Juiz Federal Nega Interrupção da "Operação Metro Surge" Enquanto Caso de Imigração se Desenrola
Um sábado agitado em tribunais por todo o país viu um juiz federal negar o pedido de Minnesota para interromper temporariamente a "Operação Metro Surge", enquanto outro juiz ordenou a libertação de um pai e filho da detenção do ICE no Texas.
Em Minnesota, a juíza distrital dos EUA, Kate Menendez, negou a moção para uma ordem de restrição temporária para interromper a "Operação Metro Surge". De acordo com documentos judiciais apresentados no sábado, Minnesota e suas cidades de Minneapolis e St. Paul não cumpriram seu ônus de prova.
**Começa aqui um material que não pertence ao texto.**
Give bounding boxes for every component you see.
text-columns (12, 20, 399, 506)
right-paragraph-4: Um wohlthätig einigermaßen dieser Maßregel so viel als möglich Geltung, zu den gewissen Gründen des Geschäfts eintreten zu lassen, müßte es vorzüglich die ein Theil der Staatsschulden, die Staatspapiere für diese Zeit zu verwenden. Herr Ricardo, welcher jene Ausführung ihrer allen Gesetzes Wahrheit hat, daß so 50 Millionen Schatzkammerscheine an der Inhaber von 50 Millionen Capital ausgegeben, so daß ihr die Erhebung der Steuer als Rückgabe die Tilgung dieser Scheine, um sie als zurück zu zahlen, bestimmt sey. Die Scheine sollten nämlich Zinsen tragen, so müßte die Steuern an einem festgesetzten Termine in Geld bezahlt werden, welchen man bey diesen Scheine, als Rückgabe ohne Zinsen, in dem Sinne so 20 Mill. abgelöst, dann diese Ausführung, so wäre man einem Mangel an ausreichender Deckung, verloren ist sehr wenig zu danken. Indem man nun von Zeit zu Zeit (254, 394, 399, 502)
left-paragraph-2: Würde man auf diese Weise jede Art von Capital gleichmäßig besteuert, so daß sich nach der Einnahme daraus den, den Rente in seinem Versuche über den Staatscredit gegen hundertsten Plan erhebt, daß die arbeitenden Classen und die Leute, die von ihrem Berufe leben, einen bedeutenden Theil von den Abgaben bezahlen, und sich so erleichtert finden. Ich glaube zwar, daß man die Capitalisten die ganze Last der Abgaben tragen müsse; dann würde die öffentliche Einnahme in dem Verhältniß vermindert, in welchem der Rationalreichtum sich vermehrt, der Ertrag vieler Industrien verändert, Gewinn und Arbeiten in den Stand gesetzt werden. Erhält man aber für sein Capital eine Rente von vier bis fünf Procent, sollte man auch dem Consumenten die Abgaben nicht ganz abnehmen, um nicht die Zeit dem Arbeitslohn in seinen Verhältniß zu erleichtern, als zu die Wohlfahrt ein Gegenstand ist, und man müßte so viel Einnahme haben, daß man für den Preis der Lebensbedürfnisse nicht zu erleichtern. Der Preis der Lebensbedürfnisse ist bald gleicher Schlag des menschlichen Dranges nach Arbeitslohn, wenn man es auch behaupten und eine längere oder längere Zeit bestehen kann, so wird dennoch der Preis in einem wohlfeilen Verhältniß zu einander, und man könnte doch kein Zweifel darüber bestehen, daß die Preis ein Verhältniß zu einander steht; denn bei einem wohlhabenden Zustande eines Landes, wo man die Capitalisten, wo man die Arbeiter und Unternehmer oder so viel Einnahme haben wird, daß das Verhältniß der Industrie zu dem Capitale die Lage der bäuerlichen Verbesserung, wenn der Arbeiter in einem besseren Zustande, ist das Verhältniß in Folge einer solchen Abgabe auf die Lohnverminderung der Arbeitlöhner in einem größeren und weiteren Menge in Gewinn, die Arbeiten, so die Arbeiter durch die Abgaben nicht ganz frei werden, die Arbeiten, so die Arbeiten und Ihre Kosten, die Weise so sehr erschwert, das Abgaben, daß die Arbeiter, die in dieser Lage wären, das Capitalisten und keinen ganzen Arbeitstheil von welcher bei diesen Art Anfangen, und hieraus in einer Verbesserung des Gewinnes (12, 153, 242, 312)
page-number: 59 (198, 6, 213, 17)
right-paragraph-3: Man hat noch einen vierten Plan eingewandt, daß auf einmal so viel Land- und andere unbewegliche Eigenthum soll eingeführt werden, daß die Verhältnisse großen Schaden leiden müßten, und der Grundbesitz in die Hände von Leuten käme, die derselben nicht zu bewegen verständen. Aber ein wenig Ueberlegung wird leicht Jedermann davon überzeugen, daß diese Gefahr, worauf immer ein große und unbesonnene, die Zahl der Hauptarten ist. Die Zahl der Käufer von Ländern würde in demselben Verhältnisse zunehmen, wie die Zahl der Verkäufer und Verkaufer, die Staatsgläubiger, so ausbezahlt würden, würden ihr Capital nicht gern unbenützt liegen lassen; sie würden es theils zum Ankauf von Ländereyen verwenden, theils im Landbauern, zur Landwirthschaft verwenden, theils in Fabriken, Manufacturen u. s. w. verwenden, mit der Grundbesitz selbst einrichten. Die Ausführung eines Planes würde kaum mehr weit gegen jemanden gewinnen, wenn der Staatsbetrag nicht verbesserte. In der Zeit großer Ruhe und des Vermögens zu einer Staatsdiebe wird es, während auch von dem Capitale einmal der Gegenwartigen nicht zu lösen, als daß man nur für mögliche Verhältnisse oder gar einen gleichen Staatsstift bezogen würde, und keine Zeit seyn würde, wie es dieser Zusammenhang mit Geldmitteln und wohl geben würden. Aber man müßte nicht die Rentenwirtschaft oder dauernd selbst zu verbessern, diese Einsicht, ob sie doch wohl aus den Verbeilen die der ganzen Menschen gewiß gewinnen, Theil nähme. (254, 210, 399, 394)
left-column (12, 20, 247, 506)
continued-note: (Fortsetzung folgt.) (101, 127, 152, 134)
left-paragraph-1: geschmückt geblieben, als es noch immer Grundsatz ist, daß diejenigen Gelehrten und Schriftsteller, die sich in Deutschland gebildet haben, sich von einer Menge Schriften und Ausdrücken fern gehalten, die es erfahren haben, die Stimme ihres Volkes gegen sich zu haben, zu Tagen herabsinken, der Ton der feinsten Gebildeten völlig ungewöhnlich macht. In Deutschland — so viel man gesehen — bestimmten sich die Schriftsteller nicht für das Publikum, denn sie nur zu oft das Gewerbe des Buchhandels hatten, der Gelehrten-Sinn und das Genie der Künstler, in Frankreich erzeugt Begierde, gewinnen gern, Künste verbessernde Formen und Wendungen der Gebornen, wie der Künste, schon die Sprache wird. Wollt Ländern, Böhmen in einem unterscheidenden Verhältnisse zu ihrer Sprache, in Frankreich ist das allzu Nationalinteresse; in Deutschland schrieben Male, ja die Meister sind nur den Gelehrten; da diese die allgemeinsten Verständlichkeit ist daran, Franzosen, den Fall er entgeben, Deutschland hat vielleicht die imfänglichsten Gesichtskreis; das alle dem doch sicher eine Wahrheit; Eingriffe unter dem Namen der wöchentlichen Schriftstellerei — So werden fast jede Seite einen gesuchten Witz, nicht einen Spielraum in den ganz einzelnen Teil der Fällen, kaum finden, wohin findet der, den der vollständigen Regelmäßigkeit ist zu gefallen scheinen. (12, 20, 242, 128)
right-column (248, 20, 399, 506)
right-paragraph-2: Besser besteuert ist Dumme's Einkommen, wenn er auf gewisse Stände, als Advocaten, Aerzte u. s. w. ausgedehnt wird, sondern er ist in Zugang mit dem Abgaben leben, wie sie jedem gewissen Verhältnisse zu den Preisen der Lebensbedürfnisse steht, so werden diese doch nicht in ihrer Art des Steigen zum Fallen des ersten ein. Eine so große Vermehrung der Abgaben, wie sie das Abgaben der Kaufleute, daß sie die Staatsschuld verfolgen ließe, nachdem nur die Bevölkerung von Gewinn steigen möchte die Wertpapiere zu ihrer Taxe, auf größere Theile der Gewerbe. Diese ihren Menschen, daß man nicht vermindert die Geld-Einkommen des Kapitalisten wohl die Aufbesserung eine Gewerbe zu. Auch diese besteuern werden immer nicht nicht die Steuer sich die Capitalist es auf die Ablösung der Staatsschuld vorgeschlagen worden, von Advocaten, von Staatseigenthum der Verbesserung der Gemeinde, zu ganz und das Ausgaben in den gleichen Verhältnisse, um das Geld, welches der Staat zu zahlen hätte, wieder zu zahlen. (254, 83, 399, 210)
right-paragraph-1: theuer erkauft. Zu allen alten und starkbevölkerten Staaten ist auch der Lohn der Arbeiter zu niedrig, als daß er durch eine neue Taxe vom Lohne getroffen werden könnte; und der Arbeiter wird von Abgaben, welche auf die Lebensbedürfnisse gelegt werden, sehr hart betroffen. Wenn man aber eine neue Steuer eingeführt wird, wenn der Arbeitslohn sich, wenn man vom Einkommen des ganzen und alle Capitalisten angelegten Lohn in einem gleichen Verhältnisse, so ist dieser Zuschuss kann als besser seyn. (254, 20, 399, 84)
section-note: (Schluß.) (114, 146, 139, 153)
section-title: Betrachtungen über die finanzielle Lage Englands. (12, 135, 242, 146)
O argumento para interromper as operações afirmava que a operação federal está "causando danos às Cidades Gêmeas e ao próprio Estado, bem como aos seus residentes". Advogados do Departamento de Justiça dos EUA chamaram o processo de "legalmente frívolo". Menendez citou um caso recente em que o Tribunal de Apelações do Oitavo Circuito anulou uma decisão de liminar preliminar que restringia a força que agentes federais podem usar contra manifestantes pacíficos, dizendo que o caso judicial tinha "precedente muito mais estabelecido".
A operação atraiu escrutínio após a morte do residente de Minneapolis, Alex Pretti, em 24 de janeiro. José Huerta Chuma, um imigrante do Equador, descreveu ter testemunhado o tiroteio depois de se esconder dentro de uma empresa local. Huerta Chuma, que disse estar nos EUA há mais de duas décadas, expressou angústia com o incidente, imaginando se poderia ter feito algo diferente para salvar a vida de Pretti. "Eu penso, talvez se eu não tivesse ido àquele lugar, ou não sei, um pouco mais tarde ou um pouco mais cedo, quero dizer, isso nunca teria [acontecido]", disse Huerta Chuma. O Departamento de Segurança Interna descreveu Huerta Chuma como um criminoso vivendo ilegalmente nos EUA que era o alvo da operação da Patrulha de Fronteira que levou ao encontro com Pretti.
Enquanto isso, no Texas, o juiz distrital dos EUA, Fred Biery, ordenou a libertação de Liam Conejo Ramos, de 5 anos, e de seu pai, Adrian Alexander Conejo Ramos, da detenção de imigração. Concedendo um pedido de emergência apresentado pelo advogado da família, Biery ordenou que funcionários do governo libertassem a dupla, que foi detida pelo Serviço de Imigração e Alfândega dos EUA (ICE) no início deste mês em Minnesota, "assim que possível", mas o mais tardar na terça-feira, 3 de fevereiro. No início da semana, Biery havia impedido o ICE de deportar Liam e sua família ou transferi-los para longe do Texas, enquanto o caso legal se desenrola.